I just wish that the days of the MP at least eating the burger (or feeding it to his kid) during BSE were here and these individuals had a likelihood of being some of the first locked in the systems they push for others as the honourable kinds who at least would ever experience it themselves

But sure as heck these ones have no such intentions and their objectives and articles have the silent word ‘for others’ (not me of course) inferrred through them given they are propaganda anyway. And it’s not about the treatment being good it’s about selling who ‘doesn’t matter’ according to their not wise rhetoric based on no evidence-up but random gut-felt old-fashioned discriminations of pure random (or maybe calculated for other reasons beneficial to them) dislike of ‘groups’ or seeing them as targets markets for stuff they know harms but are vulnerable enough no one will believe the patient when it doesn’t work etc.

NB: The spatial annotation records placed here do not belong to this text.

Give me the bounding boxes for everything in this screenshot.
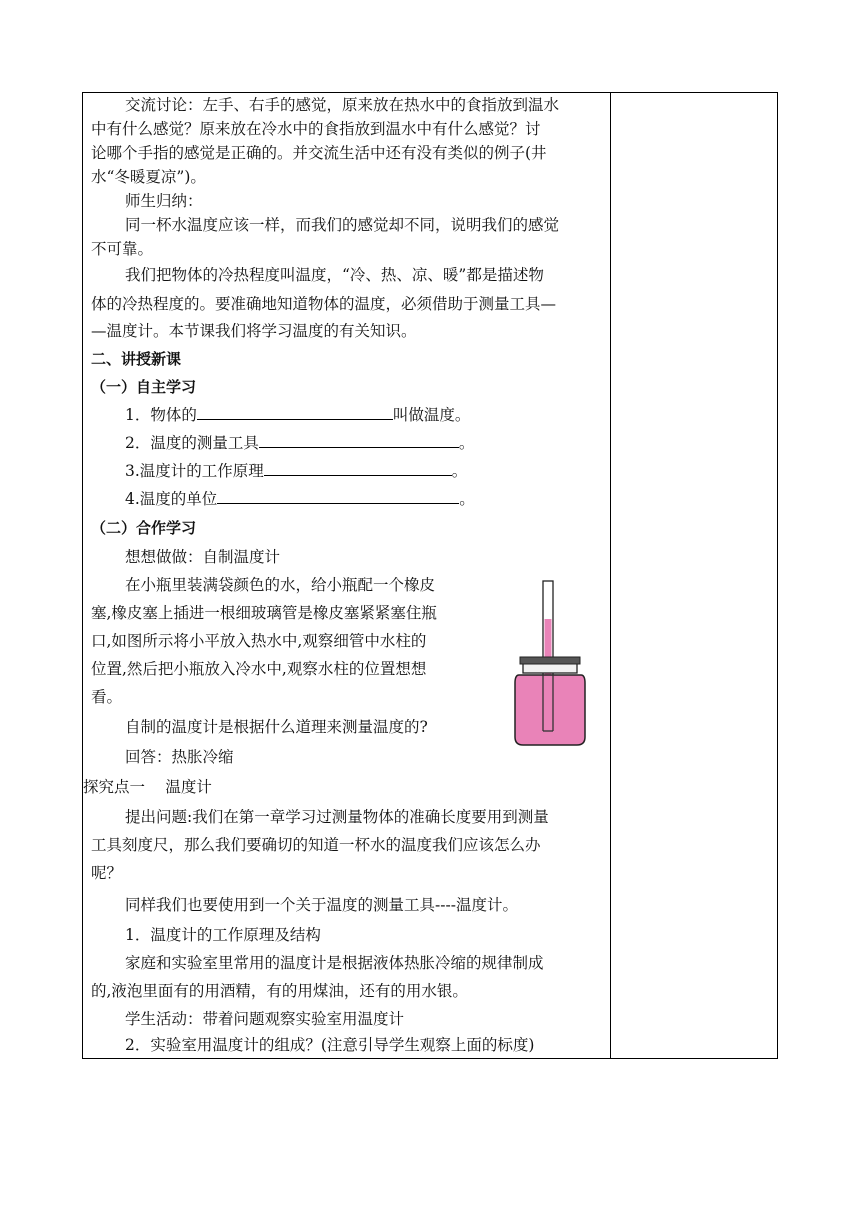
answer-blank[interactable] xyxy=(217,487,459,504)
text-line: 1．温度计的工作原理及结构 xyxy=(125,926,321,944)
notes-column xyxy=(611,93,777,1058)
inquiry-heading: 探究点一 温度计 xyxy=(83,778,212,796)
text-line: 不可靠。 xyxy=(91,240,154,258)
text-line: 家庭和实验室里常用的温度计是根据液体热胀冷缩的规律制成 xyxy=(125,954,544,972)
question-2 xyxy=(91,431,641,455)
answer-blank[interactable] xyxy=(197,403,393,420)
section-heading: 二、讲授新课 xyxy=(91,350,182,368)
punctuation: 。 xyxy=(458,434,475,452)
text-line: 提出问题:我们在第一章学习过测量物体的准确长度要用到测量 xyxy=(125,808,549,826)
text-line: 塞,橡皮塞上插进一根细玻璃管是橡皮塞紧紧塞住瓶 xyxy=(91,604,437,622)
lesson-table xyxy=(82,92,778,1059)
text-line: 水“冬暖夏凉”)。 xyxy=(91,168,206,186)
text-line: 口,如图所示将小平放入热水中,观察细管中水柱的 xyxy=(91,632,427,650)
text-line: 论哪个手指的感觉是正确的。并交流生活中还有没有类似的例子(井 xyxy=(91,144,547,162)
homemade-thermometer-figure xyxy=(511,579,589,747)
text-line: 呢？ xyxy=(91,864,123,882)
homemade-thermometer-bottle-icon xyxy=(515,581,585,745)
text-line: —温度计。本节课我们将学习温度的有关知识。 xyxy=(91,322,417,340)
question-2-text: 2．温度的测量工具 xyxy=(125,434,259,452)
punctuation: 。 xyxy=(451,462,468,480)
subsection-heading: （二）合作学习 xyxy=(91,519,197,537)
answer-blank[interactable] xyxy=(259,431,459,448)
text-line: 想想做做：自制温度计 xyxy=(125,548,281,566)
text-line: 我们把物体的冷热程度叫温度，“冷、热、凉、暖”都是描述物 xyxy=(125,266,544,284)
question-1-suffix: 叫做温度。 xyxy=(392,406,471,424)
text-line: 师生归纳： xyxy=(125,192,203,210)
text-line: 看。 xyxy=(91,688,123,706)
text-line: 中有什么感觉？原来放在冷水中的食指放到温水中有什么感觉？讨 xyxy=(91,120,541,138)
text-line: 交流讨论：左手、右手的感觉，原来放在热水中的食指放到温水 xyxy=(125,96,560,114)
text-line: 的,液泡里面有的用酒精，有的用煤油，还有的用水银。 xyxy=(91,982,468,1000)
content-column xyxy=(83,93,610,1058)
question-3 xyxy=(91,459,641,483)
punctuation: 。 xyxy=(459,490,475,508)
text-line: 同样我们也要使用到一个关于温度的测量工具----温度计。 xyxy=(125,896,518,914)
text-line: 自制的温度计是根据什么道理来测量温度的? xyxy=(125,718,428,736)
text-line: 体的冷热程度的。要准确地知道物体的温度，必须借助于测量工具— xyxy=(91,295,557,313)
question-1 xyxy=(91,403,641,427)
text-line: 同一杯水温度应该一样，而我们的感觉却不同，说明我们的感觉 xyxy=(125,216,560,234)
text-line: 工具刻度尺，那么我们要确切的知道一杯水的温度我们应该怎么办 xyxy=(91,836,541,854)
question-4 xyxy=(91,487,641,511)
text-line: 在小瓶里装满袋颜色的水，给小瓶配一个橡皮 xyxy=(125,576,436,594)
answer-blank[interactable] xyxy=(264,459,452,476)
subsection-heading: （一）自主学习 xyxy=(91,378,197,396)
question-1-text: 1．物体的 xyxy=(125,406,197,424)
question-3-text: 3.温度计的工作原理 xyxy=(125,462,264,480)
text-line: 位置,然后把小瓶放入冷水中,观察水柱的位置想想 xyxy=(91,660,427,678)
text-line: 2．实验室用温度计的组成？(注意引导学生观察上面的标度) xyxy=(125,1036,535,1054)
text-line: 学生活动：带着问题观察实验室用温度计 xyxy=(125,1010,405,1028)
question-4-text: 4.温度的单位 xyxy=(125,490,218,508)
text-line: 回答：热胀冷缩 xyxy=(125,748,234,766)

They sure aren’t bothered about the patient outcomes in pushing this one it’s very transparent - otherwise they’d have at least left it as the more precise conditions it replaced that had exclusions that made them at least sound more rational and logical as a ‘theoretical’ (and acted as a legal safeguard that would stop the boldest unless they were doing it to those who had little power in society to ever get to court etc) even if I bet loads still had it weaponised by the wrong people too.

I feel they utterly failed but didn’t even really care to explain to anyone other than their sponsors why this change to SSD was anything other than a problem,harmful thing for anyone other than those pushing for it. I haven’t seen an explanation in any of their papers that made sense or sounded like ‘a good thing’ and I suspect they just kept being opportunistic until they found a time when no one was on guard and watching to stop it being slid in which says it all. And how the DSM entries has become more political than medical if so?